Hotcoffee10 · 21/11/2021 20:25

@JassyRadlett (like the username by the way) VAERs data is here.

openvaers.com/covid-data/mortality

Yellow card is here on page 10 of this report.

assets.publishing.service.gov.uk/government/uploads/system/uploads/attachment_data/file/1034810/Coronavirus_vaccine_-_summary_of_Yellow_Card_reporting_10.11.2021_Cleared.pdf

And an FOI here of all vaccine reactions reported in previous years via yellow card. P4 of this report.

www.whatdotheyknow.com/request/690857/response/1653809/attach/4/JCVI%202018.pdf?cookie_passthrough=1

TLDR the total adverse events reported to yellow card in UK related to Pfizer vaccine alone is over 120000. (AZ and moderna another 220000)

Yellow card scheme is usually believed to be an under report rather than over report.

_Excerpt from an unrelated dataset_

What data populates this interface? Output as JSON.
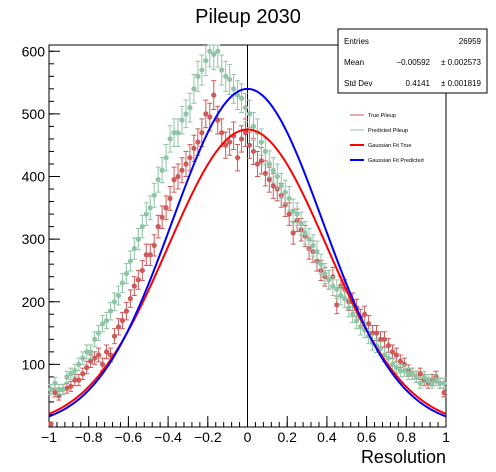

Previous years ADRs related to all vaccines in the UK are around 3000 total.

Many more doses of this vaccine have been given but when kids stand to benefit little from the vaccine those are pretty scary numbers to dismiss.

Hotcoffee10 · 21/11/2021 20:30

Oh and the safety monitoring you refer to - this is it. So if you are going to dismiss it as biased then how would you suggest we monitor vaccine safety.

In terms of adverse reactions weighted for age and likelihood to report. Nobody has that data. I agree it would be a very good idea to collect it.